Wie wichtig ein starker Verband bei politischen Verhandlungen ist, bestätigte auch Ralph Müller-Beck, Staatssekretär im Ministerium Wirtschaft, Arbeit, Verkehr und Technologie des Landes Schleswig-Holstein. Die Fahrlehrer seien der erste Berührungspunkt von jungen Menschen im Straßenverkehr und deshalb ausschlaggebend für die Verkehrssicherheit. „Herzlichen Dank im Namen der Landesregierung, dass Sie sich täglich mit so viel Herzblut dieser wichtigen Aufgabe widmen“, sagte der Staatssekretär in seinem Grußwort. Doch Müller-Beck war nicht nur nach Kiel gekommen, um Grüße auszurichten, sondern auch, um von den Aktivitäten des Ministeriums zu berichten. So habe der Landesverkehrsminister Reinhard Meyer kürzlich eine Gesamtstrategie für mehr Sicherheit und Fairness im Straßenverkehr vorgestellt. „Wir möchten die Akzeptanz der Verkehrsregeln erhöhen“, fasste Müller-Beck zusammen.
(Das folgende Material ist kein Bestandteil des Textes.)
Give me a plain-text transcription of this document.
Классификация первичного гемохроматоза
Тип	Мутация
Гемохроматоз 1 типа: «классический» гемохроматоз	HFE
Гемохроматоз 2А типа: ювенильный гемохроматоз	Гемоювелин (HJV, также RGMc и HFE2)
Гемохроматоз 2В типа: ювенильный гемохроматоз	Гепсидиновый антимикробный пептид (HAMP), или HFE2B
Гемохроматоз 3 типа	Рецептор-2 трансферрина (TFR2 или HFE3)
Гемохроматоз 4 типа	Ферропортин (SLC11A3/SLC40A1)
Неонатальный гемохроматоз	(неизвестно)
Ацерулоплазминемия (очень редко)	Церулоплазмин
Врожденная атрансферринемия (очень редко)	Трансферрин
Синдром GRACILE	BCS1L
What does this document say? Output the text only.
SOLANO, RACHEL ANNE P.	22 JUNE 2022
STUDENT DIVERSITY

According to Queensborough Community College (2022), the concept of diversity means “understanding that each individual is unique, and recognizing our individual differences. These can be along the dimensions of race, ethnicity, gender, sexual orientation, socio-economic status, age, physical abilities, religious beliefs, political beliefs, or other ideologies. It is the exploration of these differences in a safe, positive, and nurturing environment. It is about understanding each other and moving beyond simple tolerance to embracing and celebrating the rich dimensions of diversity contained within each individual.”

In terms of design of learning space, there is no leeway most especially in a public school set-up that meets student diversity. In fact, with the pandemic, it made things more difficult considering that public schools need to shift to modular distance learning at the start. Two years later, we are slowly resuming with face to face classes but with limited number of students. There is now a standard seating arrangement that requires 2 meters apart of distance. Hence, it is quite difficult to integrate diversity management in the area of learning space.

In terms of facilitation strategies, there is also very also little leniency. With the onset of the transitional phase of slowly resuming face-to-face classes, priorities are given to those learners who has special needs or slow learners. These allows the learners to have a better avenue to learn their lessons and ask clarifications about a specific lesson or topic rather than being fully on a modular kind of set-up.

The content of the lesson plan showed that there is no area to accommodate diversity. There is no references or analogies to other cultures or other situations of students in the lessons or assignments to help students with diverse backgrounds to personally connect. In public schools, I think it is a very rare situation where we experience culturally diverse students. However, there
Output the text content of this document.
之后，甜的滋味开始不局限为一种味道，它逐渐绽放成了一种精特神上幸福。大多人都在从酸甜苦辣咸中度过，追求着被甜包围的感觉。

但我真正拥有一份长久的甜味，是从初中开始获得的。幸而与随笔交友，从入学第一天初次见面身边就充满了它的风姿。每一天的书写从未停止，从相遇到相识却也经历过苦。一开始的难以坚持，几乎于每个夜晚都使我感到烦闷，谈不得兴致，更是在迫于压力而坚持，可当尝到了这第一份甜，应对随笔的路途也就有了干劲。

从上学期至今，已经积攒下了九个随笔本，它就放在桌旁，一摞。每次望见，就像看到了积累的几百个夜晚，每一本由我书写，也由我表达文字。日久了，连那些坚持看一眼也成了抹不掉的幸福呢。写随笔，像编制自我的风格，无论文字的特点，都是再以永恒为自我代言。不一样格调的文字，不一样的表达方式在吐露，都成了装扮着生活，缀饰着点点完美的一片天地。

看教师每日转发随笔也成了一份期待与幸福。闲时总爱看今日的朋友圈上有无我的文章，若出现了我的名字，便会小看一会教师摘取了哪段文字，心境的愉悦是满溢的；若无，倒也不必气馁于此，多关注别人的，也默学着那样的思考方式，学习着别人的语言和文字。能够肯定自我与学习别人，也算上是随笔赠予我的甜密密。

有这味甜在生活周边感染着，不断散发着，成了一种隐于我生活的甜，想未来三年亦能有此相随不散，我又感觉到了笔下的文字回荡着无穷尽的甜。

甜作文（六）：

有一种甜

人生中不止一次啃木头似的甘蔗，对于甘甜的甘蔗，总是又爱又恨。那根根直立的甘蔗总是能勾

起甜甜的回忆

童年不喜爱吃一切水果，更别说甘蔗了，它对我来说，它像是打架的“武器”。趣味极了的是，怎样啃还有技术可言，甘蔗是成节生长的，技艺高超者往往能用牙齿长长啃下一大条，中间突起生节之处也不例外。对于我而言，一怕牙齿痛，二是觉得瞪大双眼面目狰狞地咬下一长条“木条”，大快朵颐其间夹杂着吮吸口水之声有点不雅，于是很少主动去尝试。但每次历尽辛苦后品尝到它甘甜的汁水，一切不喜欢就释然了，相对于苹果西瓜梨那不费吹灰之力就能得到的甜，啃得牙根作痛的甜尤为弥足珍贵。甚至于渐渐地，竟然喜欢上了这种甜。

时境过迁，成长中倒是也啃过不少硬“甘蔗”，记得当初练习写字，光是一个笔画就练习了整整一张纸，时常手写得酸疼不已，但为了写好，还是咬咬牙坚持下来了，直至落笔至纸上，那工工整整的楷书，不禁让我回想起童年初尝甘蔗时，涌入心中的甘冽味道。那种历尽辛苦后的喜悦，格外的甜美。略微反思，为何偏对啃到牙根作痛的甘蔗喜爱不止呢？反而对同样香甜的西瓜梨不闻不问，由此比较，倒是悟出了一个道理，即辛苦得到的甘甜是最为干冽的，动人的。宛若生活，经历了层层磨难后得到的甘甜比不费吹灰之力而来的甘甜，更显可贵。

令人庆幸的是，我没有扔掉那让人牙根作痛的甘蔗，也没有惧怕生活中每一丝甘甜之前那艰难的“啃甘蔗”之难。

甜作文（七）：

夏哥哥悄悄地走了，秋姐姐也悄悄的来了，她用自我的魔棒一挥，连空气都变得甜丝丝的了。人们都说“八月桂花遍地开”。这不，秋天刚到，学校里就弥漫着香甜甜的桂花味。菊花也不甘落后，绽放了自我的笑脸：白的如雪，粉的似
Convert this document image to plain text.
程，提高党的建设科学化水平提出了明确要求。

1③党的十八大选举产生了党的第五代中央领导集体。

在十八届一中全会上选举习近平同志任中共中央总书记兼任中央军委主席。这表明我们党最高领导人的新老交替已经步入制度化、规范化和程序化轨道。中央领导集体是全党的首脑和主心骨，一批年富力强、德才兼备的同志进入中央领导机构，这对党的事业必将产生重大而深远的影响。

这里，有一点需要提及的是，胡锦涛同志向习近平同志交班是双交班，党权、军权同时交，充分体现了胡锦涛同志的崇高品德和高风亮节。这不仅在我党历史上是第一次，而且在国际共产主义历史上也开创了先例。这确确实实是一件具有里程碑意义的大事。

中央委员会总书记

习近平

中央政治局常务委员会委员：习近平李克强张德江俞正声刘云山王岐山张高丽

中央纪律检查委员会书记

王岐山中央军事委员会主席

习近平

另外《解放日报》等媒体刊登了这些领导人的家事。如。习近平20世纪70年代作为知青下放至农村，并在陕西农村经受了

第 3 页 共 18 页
Ein weiterer wichtiger Punkt sei es außerdem, die Reform des Fahrlehrerrechts voranzubringen. „Hier bin ich sicher, dass wir im engen Dialog mit dem Verband Lösungen finden werden“, sagte der Staatssekretär und versprach auf eindringliche Bitte von Dieter Quentin, dem zweiten stellvertretenden Vorsitzenden der Bundesvereinigung der Fahrlehrerverbände, den Prozess für die Reform des Fahrlehrer-Gesetzes wenn möglich zu beschleunigen.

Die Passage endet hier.